The atmosphere got more and more exciting as game time approached.  They led us down to the tunnel and gave us some hot pink pom poms to wave.  We got out to the sidelines and watched the Charger girls get introduced.  Before we knew it, we were being told to "go, go, go!" So we ran into our positions as the human survivor pink ribbon.  It all went so fast.  But it was amazing to be out there on the field with so many people.  I had my iPhone with me and snapped some video of the Chargers coming on the field. It was pretty exciting, even though I had no clue which players were "good" or not.  I figured I'd shoot as much video as I could and then let others tell me what I saw later!   The most awe inspiring part of the ceremonies for me was during the National Anthem.  I was on the 50 yard line, and we were facing the team.  I sang along and thought about my brother Jared, who at that moment was coming home from Iraq.  As it got to the end of the Anthem, "land of the free, and the home of the brave" there was a flyby with 3 jets-FA-18's I believe they said.  The BOOM was huge and it was amazing.

Then they led us out and it was over.

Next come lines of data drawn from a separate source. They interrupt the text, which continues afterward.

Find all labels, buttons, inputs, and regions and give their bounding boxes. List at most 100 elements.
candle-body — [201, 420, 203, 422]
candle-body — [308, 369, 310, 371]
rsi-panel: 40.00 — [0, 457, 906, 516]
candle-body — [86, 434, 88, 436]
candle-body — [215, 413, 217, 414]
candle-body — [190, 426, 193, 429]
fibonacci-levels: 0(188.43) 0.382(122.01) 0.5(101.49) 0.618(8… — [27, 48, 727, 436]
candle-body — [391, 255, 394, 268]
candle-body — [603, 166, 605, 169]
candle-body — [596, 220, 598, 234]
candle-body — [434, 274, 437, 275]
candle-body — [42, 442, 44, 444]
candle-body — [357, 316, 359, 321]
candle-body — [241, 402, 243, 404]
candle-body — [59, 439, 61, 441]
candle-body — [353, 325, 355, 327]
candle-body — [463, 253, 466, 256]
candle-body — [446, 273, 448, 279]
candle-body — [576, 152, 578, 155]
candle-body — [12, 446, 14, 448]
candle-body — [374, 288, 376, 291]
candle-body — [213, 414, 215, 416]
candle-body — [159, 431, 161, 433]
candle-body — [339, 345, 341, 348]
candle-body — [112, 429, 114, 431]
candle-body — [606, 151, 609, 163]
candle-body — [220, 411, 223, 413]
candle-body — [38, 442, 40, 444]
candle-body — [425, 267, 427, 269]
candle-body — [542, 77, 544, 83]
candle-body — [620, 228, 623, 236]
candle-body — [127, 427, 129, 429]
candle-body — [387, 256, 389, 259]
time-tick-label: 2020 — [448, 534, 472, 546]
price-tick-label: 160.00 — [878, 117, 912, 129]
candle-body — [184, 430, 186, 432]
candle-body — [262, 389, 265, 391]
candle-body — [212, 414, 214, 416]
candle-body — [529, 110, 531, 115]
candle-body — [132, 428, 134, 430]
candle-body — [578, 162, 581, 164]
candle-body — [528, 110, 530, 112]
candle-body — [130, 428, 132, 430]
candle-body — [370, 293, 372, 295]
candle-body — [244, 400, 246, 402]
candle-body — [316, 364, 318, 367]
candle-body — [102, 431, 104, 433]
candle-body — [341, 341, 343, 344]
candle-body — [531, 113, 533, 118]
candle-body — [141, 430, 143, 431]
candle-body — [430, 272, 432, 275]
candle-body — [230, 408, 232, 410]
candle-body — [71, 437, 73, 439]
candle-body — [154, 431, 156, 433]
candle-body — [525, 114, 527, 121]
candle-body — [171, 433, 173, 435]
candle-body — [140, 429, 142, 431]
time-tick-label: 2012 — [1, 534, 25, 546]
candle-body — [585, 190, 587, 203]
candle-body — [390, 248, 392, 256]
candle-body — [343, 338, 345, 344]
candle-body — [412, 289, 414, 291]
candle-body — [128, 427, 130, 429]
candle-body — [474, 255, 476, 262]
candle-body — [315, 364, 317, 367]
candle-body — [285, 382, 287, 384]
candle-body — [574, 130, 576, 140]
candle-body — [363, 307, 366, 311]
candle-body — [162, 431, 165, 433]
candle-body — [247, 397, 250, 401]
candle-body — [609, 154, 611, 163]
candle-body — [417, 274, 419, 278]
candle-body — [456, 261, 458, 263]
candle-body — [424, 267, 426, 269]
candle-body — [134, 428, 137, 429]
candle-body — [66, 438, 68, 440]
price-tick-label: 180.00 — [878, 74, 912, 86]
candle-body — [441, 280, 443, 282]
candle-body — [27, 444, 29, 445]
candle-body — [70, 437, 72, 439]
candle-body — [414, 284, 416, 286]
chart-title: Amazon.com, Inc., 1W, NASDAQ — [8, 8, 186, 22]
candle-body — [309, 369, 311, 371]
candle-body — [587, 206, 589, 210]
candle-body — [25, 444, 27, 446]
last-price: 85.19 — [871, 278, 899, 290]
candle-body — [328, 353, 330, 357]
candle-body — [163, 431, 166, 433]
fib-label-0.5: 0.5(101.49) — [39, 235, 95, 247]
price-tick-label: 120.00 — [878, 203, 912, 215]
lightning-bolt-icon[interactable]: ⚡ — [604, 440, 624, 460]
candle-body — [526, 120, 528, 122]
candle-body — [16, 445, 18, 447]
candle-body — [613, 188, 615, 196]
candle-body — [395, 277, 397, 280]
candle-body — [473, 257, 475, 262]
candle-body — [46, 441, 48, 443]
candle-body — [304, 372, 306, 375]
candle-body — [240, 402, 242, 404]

Just like that!

We had pretty good seats in the end zone.  We were in the "super fan" section. People who really took their Charger football quite seriously.  Two guys at the front of the section who had their heads painted with bolts. Many spent a good part of the game on their feet.  I was pretty clueless--both teams were wearing white and navy blue, so half the time I didn't know who was who!  The 4th quarter did get interesting when they nearly were able to come from behind and tie the score after being woefully behind the entire game.

I couldn't help but be amused at the reaction of the fans after the game as we were exiting the stadium.  I saw tears and angst.  In the bathroom, one girl was sobbing, "they just play with our emotions!"  I just looked at her with a smile and thought to myself, "Honey, it could be so much worse.  You could have cancer!"  It's interesting how things in life are put into perspective when you are dealing with something like that.  What's a football game in the end?  A few hours of amusement.  Not something, in my humble opinion, to get all worked up about.  But then again, I'm not a superfan.  I'm just a survivor.